Problem Statement
Search Insert Position
You are given a list of numbers that is already sorted from smallest to largest, with no repeats. You are also given a target number. If the target is in the list, return the spot (the index) where it sits. If it is not in the list, return the spot where it would go to keep the list sorted. One catch: your method has to run in O(log n) time, which means it has to get much faster than checking every item one by one.
Signals to notice
Brute force first
Scan linearly to find the position. That direct path helps you understand the question, but it tends to treat every possibility as brand new instead of learning from earlier steps.
The key insight
Binary search: narrow the range by half each step. The goal is not to be clever for its own sake, but to remember the one relationship that keeps the solution grounded as you move forward.
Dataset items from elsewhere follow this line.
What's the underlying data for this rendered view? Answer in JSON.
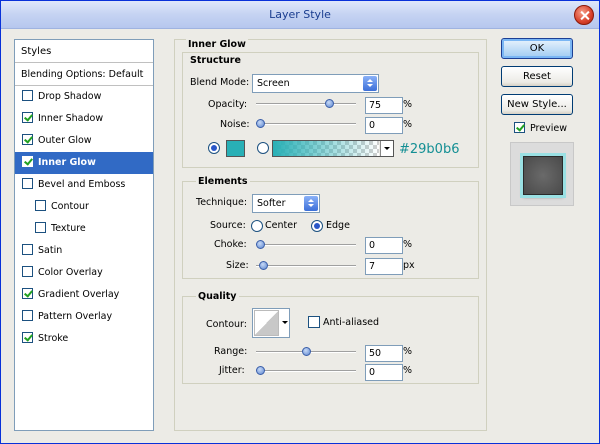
{
  "window": {
    "title": "Layer Style"
  },
  "styles_list": {
    "header": "Styles",
    "items": [
      {
        "label": "Blending Options: Default",
        "type": "plain"
      },
      {
        "label": "Drop Shadow",
        "checked": false
      },
      {
        "label": "Inner Shadow",
        "checked": true
      },
      {
        "label": "Outer Glow",
        "checked": true
      },
      {
        "label": "Inner Glow",
        "checked": true,
        "selected": true
      },
      {
        "label": "Bevel and Emboss",
        "checked": false
      },
      {
        "label": "Contour",
        "checked": false,
        "sub": true
      },
      {
        "label": "Texture",
        "checked": false,
        "sub": true
      },
      {
        "label": "Satin",
        "checked": false
      },
      {
        "label": "Color Overlay",
        "checked": false
      },
      {
        "label": "Gradient Overlay",
        "checked": true
      },
      {
        "label": "Pattern Overlay",
        "checked": false
      },
      {
        "label": "Stroke",
        "checked": true
      }
    ]
  },
  "inner_glow": {
    "title": "Inner Glow",
    "structure": {
      "title": "Structure",
      "blend_mode_label": "Blend Mode:",
      "blend_mode_value": "Screen",
      "opacity_label": "Opacity:",
      "opacity_value": "75",
      "opacity_unit": "%",
      "opacity_fraction": 0.75,
      "noise_label": "Noise:",
      "noise_value": "0",
      "noise_unit": "%",
      "noise_fraction": 0,
      "color_hex": "#29b0b6",
      "color_mode": "solid"
    },
    "elements": {
      "title": "Elements",
      "technique_label": "Technique:",
      "technique_value": "Softer",
      "source_label": "Source:",
      "source_center": "Center",
      "source_edge": "Edge",
      "source_selected": "Edge",
      "choke_label": "Choke:",
      "choke_value": "0",
      "choke_unit": "%",
      "choke_fraction": 0,
      "size_label": "Size:",
      "size_value": "7",
      "size_unit": "px",
      "size_fraction": 0.03
    },
    "quality": {
      "title": "Quality",
      "contour_label": "Contour:",
      "anti_aliased_label": "Anti-aliased",
      "anti_aliased_checked": false,
      "range_label": "Range:",
      "range_value": "50",
      "range_unit": "%",
      "range_fraction": 0.5,
      "jitter_label": "Jitter:",
      "jitter_value": "0",
      "jitter_unit": "%",
      "jitter_fraction": 0
    }
  },
  "buttons": {
    "ok": "OK",
    "reset": "Reset",
    "new_style": "New Style..."
  },
  "preview": {
    "label": "Preview",
    "checked": true
  },
  "colors": {
    "glow": "#29b0b6",
    "selection": "#316ac5"
  }
}
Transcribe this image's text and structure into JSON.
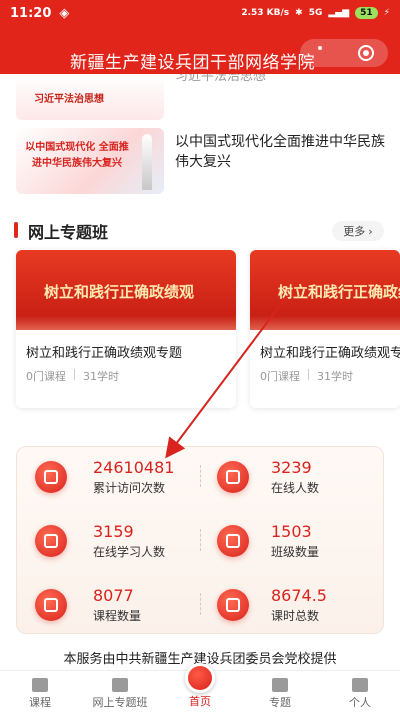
{
  "status_bar": {
    "time": "11:20",
    "speed": "2.53 KB/s",
    "network": "5G",
    "battery": "51"
  },
  "header": {
    "title": "新疆生产建设兵团干部网络学院"
  },
  "news": [
    {
      "thumb_text": "习近平法治思想",
      "title": "习近平法治思想"
    },
    {
      "thumb_text": "以中国式现代化 全面推进中华民族伟大复兴",
      "title": "以中国式现代化全面推进中华民族伟大复兴"
    }
  ],
  "section": {
    "title": "网上专题班",
    "more_label": "更多"
  },
  "courses": [
    {
      "banner": "树立和践行正确政绩观",
      "name": "树立和践行正确政绩观专题",
      "courses": "0门课程",
      "hours": "31学时"
    },
    {
      "banner": "树立和践行正确政绩观",
      "name": "树立和践行正确政绩观专题",
      "courses": "0门课程",
      "hours": "31学时"
    }
  ],
  "stats": [
    {
      "value": "24610481",
      "label": "累计访问次数",
      "icon": "visitors-icon"
    },
    {
      "value": "3239",
      "label": "在线人数",
      "icon": "monitor-icon"
    },
    {
      "value": "3159",
      "label": "在线学习人数",
      "icon": "learner-icon"
    },
    {
      "value": "1503",
      "label": "班级数量",
      "icon": "class-icon"
    },
    {
      "value": "8077",
      "label": "课程数量",
      "icon": "course-icon"
    },
    {
      "value": "8674.5",
      "label": "课时总数",
      "icon": "calendar-icon"
    }
  ],
  "footer": {
    "text": "本服务由中共新疆生产建设兵团委员会党校提供"
  },
  "tabs": [
    {
      "label": "课程",
      "icon": "course-tab-icon"
    },
    {
      "label": "网上专题班",
      "icon": "class-tab-icon"
    },
    {
      "label": "首页",
      "icon": "home-tab-icon"
    },
    {
      "label": "专题",
      "icon": "topic-tab-icon"
    },
    {
      "label": "个人",
      "icon": "person-tab-icon"
    }
  ],
  "colors": {
    "brand": "#e1251b",
    "accent_text": "#d8231e"
  }
}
Trace it on nums=[1,3,5,6], target=2
init: left=0, right=3 mid=(0+3)//2=1, nums[1]=3 > 2 -> right=mid-1=0; now left=0,right=0 mid=(0+0)//2=0, nums[0]=1 < 2 -> left=mid+1=1; now left=1,right=0 left=1 > right=0 -> while left<=right fails, exit loop target not found; return left=1 (insertion index, matches expected output 1)
What must stay true
The left pointer always points to the correct insertion position when search ends. If that remains true after every update, the rest of the reasoning has a stable place to stand.
Shape of the loop
left, right = 0, len(nums) - 1
while left <= right:
mid = (left + right) // 2
# narrow toward target; return on exact hit
if found: return mid
elif too small: move left up
else: move right down
return left # left = insertion point when not foundPseudocode only — the full worked solution lives in the Solution tab.
Easy way to go wrong
Off-by-one in the return value — return left, not mid, when the target isn't found. When the code becomes mechanical before the idea is clear, small edge cases start breaking the whole story.